Thursday, September 1, 2011

We Need A Better Metaphor

Caption: Replicators. They're relentless, they reassemble themselves, and they never quite go away. Kinda like some monopolies...

Image credit: See NOTE below

In retrospect, the Death Star was such an inappropriate metaphor. Stargate SG-1 provided a much better one:
The U.S. Department of Justice has filed a lawsuit to block AT&T from acquiring mobile competitor T-Mobile USA, with the agency saying the $39 billion merger deal would significantly reduce competition, jack up prices and stifle innovation.

The DOJ lawsuit, filed Wednesday in U.S. District Court for the District of Columbia, points to T-Mobile USA's role as a low-cost competitor to the three other nationwide mobile carriers as a reason to block the deal.

Justice Department Wants AT&T, T-Mobile Merger Blocked
Apparently, there is an upper bound to how big a telecommunications monopoly can get, and AT&T has passed it. I doubt it's going to stop them for very long, though. As the title of that article implies, stopping AT&T from consuming more of the market is anything but a slam dunk, even for the federal government.

One of the central ironies of this case, at least for those of us whose memories go back to the 1970s, is that this potential merger is just the latest step in a long retrenchment from the last time the U.S. Department of Justice thought that AT&T had gotten too big:
The Bell System divestiture, or the breakup of AT&T, was initiated by the filing in 1974 by the U.S. Department of Justice of an antitrust lawsuit against AT&T.[1] The case, United States v. AT&T, led to a settlement finalized on January 8, 1982, under which "Bell System" agreed to divest its local exchange service operating companies, in return for a chance to go into the computer business, AT&T Computer Systems. Effective January 1, 1984, AT&T's local operations were split into seven independent Regional Holding Companies, also known as Regional Bell Operating Companies (RBOCs), or "Baby Bells". Afterwards, AT&T, reduced in value by approximately 70%, continued to operate all of its long-distance services, although in the ensuing years it lost portions of its market share to competitors such as MCI and Sprint.

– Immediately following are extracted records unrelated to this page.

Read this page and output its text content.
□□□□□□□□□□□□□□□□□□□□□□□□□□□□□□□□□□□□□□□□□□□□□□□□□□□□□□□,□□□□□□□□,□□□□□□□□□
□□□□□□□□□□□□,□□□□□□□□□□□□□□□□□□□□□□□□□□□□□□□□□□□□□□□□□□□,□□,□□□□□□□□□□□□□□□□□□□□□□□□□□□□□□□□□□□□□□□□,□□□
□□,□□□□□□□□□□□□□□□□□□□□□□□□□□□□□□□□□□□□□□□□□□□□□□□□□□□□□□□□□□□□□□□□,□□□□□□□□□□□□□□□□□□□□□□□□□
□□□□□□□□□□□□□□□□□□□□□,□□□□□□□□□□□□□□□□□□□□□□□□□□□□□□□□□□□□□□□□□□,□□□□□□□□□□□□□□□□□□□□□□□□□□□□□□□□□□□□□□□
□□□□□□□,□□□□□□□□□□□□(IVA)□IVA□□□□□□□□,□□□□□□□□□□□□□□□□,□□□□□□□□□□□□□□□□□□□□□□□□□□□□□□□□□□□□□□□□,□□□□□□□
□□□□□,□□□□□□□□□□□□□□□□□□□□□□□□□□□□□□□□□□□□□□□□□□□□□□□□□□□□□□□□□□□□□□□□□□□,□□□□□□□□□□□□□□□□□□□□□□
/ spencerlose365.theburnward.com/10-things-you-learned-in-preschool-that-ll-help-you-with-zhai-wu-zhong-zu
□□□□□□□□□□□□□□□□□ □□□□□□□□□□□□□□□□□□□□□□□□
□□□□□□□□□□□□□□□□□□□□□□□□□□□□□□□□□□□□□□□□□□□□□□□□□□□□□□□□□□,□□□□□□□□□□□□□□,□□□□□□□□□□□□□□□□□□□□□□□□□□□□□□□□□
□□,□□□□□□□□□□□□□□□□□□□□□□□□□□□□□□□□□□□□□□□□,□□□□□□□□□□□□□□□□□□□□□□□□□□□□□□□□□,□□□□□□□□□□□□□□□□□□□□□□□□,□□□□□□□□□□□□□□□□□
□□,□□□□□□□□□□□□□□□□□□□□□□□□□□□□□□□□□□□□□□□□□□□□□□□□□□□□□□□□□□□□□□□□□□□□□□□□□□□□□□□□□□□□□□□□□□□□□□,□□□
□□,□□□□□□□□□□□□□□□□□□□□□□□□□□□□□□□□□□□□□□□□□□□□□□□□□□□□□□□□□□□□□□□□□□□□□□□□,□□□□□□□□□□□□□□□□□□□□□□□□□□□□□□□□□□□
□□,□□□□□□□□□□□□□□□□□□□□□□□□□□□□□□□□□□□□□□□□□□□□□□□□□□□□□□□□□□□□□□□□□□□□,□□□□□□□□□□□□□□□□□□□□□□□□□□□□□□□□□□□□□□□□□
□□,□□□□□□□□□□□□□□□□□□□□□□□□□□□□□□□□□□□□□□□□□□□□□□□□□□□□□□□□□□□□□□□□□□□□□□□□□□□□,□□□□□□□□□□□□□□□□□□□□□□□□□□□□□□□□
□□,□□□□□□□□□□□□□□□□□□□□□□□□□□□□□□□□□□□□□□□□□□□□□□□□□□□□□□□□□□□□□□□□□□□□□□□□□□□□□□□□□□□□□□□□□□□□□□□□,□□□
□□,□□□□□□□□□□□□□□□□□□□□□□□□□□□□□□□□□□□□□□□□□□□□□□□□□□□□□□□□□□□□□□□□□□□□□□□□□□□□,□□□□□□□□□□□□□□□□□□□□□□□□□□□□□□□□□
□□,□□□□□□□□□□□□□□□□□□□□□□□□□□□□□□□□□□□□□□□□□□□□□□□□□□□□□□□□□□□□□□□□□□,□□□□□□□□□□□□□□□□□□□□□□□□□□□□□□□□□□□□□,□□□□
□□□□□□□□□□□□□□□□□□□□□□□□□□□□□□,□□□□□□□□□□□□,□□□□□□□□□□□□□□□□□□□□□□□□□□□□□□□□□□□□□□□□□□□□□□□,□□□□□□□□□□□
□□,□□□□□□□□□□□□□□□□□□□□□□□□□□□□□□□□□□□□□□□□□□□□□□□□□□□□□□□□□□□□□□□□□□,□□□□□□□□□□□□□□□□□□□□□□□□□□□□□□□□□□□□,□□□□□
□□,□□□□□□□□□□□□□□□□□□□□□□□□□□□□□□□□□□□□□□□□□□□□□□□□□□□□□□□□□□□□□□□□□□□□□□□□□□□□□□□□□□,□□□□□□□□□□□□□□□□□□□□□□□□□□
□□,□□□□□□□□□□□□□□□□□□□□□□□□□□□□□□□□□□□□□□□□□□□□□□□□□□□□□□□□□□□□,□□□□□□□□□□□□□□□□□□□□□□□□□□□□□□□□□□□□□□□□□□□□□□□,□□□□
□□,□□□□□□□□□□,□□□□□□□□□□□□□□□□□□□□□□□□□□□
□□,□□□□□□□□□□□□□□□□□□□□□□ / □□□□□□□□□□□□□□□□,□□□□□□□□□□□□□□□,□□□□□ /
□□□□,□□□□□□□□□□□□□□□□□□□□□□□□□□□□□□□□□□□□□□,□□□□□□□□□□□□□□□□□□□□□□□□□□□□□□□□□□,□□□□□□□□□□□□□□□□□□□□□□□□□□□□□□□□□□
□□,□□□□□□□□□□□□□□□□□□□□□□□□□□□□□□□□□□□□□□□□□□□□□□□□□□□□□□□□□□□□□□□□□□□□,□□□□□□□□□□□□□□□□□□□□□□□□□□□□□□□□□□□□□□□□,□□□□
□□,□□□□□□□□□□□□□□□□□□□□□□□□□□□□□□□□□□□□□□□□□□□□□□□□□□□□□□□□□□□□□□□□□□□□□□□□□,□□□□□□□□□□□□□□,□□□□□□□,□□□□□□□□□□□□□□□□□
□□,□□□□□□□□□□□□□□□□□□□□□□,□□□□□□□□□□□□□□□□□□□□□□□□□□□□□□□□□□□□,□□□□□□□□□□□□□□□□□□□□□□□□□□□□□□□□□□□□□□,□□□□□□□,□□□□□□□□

Wikipedia: Belly System Divestiture

In short, the DoJ administered a magnum load of legal buckshot to the telecom monopoly, and we had a "free market" again.

As this Nyquist Capital article shows, AT&T's telecom holdings have been gradually reassembling ever since. That chart shows where things were in 2006. Since then, at least one other merger has happened, CenturyTel and Qwest.

You can also see from the 2006 chart that in the mid-1990s AT&T started divesting itself of many of the parts of its business that aren't directly related to telecom, like chip designer Lucent and broadband giant Comcast (strictly speaking, it sold its broadband component to Comcast). In business-speak, thanks to losing Lucent and Agere, AT&T is less "vertically integrated", meaning that it now depends on outside suppliers for things it used to develop in-house, and it's a bit less diversified thanks to dropping broadband and the computer-related stuff it sold to NCR.

Looking carefully at the chart, and noting what's happened since, the thing that strikes me is that, just like the replicators, the little pieces of the old AT&T are putting themselves back together. They're not doing this as some centrally-directed entity, but as independent bits that slowly assemble themselves into bigger bits.

So, long story short, they're slowly getting the band back together. But that's a different metaphor, isn't it?

OK, so I suppose the best way to end this is to say that I hope the DoJ remembered to bring lots of ammunition, and whoever they have in the Solicitor General's office whose legal skills are most analogous to Sam Carter's alpha geek status ...

NOTE: All images in this article are screenshots taken by Cujo359 of the Stargate SG-1 episode "Nemesis". The makers of this television show did not contribute to, approve, nor in any way associate themselves with this article.